Fonterra CEO Miles Hurrell has said it is “time to pass the baton” of its China farms to local partners after “successfully developing productive model farms” in the country, selling the hubs for NZ$555 million.
China Youran Dairy Group subsidiary, Inner Mongolia Natural Dairy Co, will purchase Fonterra’s two farming-hubs in Ying and Yutian for NZ$513 million (RMB 2.31 billion), while Fonterra has also agreed to sell its 85 per cent interest in its Hangu farm to Beijing Sanyuan Venture Capital Co for NZ$42 million (RMB 190 million).
“We’ve worked closely with local players, sharing our expertise in farming techniques and animal husbandry, and contributed to the growth of the industry,” said Hurrell.
“We don’t shy away from the fact that establishing farms from scratch in China has been challenging, but our team has successfully developed productive model farms, supplying high quality fresh milk to the local consumer market. It’s now time to pass the baton to Youran and Sanyuan to continue the development of these farms.”
The decision to sell the farms is in line with Fonterra’s focus on its New Zealand farmers’ milk, Hurrell said, and will allow the co-op to prioritise the areas of its business where it has competitive advantage.
“China remains one of Fonterra’s most important strategic markets, receiving around a quarter of our production.

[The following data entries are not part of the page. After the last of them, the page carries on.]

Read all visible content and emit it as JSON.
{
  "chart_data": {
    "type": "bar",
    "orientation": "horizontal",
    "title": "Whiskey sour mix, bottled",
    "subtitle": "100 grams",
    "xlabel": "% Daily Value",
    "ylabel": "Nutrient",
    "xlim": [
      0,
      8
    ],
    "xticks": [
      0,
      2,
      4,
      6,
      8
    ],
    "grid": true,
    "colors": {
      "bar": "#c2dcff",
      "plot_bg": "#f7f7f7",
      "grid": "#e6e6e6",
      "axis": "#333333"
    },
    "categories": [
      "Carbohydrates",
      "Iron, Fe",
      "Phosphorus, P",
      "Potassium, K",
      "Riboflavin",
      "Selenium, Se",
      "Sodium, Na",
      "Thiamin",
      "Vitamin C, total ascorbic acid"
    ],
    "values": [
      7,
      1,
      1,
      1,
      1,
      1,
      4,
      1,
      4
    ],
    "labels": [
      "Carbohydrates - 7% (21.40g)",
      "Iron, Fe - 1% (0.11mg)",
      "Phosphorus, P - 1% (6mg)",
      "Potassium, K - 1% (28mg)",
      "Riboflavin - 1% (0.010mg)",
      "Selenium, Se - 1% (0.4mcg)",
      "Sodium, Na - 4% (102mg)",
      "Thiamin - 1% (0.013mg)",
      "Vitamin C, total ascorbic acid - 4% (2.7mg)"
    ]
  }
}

Selling the farms will allow us to focus even more on strengthening our Foodservice, Consumer Brands and Ingredients businesses in China,” he said.
“We will do this by bringing the goodness of New Zealand milk to Chinese customers in innovative ways and continuing to partner with local Chinese companies to do so. Our investment in R&D and application centres in China will support this direction.”
The deal is expected to be completed within this financial year, which is subject to anti-trust clearance and other regulatory approvals in China.
Fonterra ranked in at #1 in the Top 100 Food and Drink Companies 2019 report.